The scale is breathtaking. From 2006 to 2009, for example, the nation’s top nine debt buyers purchased almost 90 million consumer accounts with more than $140 billion in “face value.”

And they bought at a steep discount. On average, they paid just 4.5 cents on the dollar. These debt buyers collect what they can and then sell the remaining accounts to other buyers, and so on. Those who trade in such debt call it “paper.” That was Aaron Siegel’s business.

It turned out to be a good one. Siegel quickly discovered that when he bought the right kind of paper, the profits were astronomical. He obtained one portfolio for $28,527, collected more than $90,000 on it in just six weeks and then sold the remaining uncollected accounts for $31,000. Siegel bought another portfolio of debt for $33,388, collected more than $147,000 on it in four months and sold the remaining accounts for $33,124. Even to a seasoned Wall Street man, the margins were jaw-dropping.
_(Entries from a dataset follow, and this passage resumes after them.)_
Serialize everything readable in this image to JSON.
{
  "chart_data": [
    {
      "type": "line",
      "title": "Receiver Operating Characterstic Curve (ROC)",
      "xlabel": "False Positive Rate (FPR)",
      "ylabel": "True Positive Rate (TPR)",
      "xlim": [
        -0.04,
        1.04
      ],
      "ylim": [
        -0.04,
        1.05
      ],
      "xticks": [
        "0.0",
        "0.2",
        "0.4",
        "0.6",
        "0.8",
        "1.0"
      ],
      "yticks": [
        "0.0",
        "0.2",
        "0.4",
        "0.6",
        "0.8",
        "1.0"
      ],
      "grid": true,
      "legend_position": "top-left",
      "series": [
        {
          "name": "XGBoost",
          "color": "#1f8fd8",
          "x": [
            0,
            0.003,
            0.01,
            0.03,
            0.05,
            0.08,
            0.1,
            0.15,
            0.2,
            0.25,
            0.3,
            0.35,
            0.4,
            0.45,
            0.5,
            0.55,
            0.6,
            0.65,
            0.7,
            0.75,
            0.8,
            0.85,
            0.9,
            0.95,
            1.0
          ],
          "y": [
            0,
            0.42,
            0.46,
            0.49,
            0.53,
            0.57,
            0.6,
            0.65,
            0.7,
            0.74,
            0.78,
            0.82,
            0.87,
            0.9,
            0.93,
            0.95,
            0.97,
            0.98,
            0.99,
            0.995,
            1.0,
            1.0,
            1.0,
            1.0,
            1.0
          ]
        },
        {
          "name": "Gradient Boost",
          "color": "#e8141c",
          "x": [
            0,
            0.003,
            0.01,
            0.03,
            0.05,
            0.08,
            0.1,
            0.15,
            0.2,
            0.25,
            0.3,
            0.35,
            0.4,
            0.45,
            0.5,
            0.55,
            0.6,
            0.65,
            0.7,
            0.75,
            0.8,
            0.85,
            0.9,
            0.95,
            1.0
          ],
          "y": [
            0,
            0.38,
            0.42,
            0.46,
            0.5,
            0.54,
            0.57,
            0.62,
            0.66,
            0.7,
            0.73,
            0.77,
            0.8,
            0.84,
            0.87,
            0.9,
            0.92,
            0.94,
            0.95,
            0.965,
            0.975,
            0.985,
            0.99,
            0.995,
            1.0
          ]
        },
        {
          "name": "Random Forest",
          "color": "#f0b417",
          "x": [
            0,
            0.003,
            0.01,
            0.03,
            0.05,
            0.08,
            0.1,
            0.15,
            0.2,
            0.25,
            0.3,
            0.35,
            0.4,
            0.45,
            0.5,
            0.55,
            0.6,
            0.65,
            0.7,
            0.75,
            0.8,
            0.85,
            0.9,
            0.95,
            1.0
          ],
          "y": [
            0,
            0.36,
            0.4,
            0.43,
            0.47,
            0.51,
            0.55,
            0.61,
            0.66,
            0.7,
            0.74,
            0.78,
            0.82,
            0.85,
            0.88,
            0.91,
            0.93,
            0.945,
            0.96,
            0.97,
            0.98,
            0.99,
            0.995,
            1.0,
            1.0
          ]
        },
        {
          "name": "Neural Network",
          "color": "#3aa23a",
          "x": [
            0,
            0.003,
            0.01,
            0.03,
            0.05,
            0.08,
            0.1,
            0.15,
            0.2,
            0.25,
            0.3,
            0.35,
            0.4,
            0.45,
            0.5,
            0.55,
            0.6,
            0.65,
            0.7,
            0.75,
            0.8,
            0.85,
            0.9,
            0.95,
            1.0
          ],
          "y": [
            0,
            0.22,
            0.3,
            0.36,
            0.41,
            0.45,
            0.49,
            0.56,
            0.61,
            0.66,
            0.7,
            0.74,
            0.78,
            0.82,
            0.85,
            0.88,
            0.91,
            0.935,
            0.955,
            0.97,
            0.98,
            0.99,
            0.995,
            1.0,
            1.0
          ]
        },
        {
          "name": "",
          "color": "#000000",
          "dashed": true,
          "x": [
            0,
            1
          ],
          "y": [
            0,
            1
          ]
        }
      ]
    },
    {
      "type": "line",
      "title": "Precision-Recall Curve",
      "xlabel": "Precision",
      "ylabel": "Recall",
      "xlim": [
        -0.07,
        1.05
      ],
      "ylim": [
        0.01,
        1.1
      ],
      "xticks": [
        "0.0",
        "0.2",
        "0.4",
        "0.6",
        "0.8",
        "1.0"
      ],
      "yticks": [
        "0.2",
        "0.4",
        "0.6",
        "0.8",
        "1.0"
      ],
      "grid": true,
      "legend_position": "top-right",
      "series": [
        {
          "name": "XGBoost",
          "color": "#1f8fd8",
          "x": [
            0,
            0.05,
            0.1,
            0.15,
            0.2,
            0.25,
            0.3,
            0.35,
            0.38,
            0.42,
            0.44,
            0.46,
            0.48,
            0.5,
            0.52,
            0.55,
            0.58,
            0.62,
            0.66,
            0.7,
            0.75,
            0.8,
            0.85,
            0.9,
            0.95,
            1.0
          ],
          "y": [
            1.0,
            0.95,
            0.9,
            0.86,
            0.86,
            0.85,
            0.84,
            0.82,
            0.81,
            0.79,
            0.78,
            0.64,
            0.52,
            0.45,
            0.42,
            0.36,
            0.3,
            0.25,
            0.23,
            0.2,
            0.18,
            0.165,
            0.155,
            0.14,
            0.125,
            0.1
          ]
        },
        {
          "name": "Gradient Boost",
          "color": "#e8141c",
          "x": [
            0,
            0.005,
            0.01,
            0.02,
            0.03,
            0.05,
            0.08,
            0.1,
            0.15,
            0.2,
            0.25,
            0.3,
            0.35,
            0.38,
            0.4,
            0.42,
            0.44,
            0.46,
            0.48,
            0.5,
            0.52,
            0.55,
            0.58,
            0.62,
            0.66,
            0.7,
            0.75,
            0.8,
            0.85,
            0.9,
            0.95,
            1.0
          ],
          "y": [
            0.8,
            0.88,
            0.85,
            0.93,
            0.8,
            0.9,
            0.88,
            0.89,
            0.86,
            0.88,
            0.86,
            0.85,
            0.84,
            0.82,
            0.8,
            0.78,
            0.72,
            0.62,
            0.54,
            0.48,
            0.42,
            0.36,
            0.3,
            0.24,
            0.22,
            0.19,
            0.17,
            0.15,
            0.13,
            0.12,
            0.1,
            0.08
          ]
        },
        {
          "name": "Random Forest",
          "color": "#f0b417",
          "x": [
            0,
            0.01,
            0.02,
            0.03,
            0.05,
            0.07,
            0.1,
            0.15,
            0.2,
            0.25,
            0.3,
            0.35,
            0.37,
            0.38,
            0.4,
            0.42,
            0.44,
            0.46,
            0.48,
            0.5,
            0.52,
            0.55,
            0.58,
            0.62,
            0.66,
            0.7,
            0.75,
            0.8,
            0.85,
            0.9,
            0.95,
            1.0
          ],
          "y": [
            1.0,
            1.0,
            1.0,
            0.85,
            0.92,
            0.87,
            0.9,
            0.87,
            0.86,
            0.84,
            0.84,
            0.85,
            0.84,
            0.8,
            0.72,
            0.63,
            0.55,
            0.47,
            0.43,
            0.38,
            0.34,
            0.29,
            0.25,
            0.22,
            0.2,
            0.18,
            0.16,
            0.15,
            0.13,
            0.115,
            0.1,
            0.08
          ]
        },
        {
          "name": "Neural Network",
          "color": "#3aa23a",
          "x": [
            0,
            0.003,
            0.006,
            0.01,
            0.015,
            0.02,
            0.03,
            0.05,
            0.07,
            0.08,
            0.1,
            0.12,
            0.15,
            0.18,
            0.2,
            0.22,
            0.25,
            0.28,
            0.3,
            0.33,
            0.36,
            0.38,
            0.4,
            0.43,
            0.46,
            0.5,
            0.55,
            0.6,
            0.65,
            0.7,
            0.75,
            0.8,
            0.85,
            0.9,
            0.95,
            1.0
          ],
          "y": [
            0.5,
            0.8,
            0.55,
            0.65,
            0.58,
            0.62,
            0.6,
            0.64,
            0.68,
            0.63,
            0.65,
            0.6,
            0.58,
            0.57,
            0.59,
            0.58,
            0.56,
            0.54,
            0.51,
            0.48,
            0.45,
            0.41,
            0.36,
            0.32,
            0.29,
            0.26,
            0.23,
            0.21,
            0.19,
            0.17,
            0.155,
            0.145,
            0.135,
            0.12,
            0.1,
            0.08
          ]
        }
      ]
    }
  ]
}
. . . Some of the deals Siegel made were hugely profitable, while others proved more troublesome. As he soon discovered, after creditors sell off unpaid debts, those debts enter a financial netherworld where strange things can happen. A gamut of players — including debt buyers, collectors, brokers, street hustlers and criminals — all work together, and against one another, to recoup every penny on every dollar. In this often-lawless marketplace, large portfolios of debt — usually in the form of spreadsheets holding debtors’ names, contact information and balances — are bought, sold and sometimes simply stolen.

That last line is important. That's why sometimes debtors get phone calls from multiple debt collectors trying to get payment for the same debt. It can be hard to tell the difference between a collector who is working from legitimately purchased data, or had stolen it, or was sold stolen data.

And when a debt collector calls up someone on the phone, they could be calling from a dilapidated former karate school.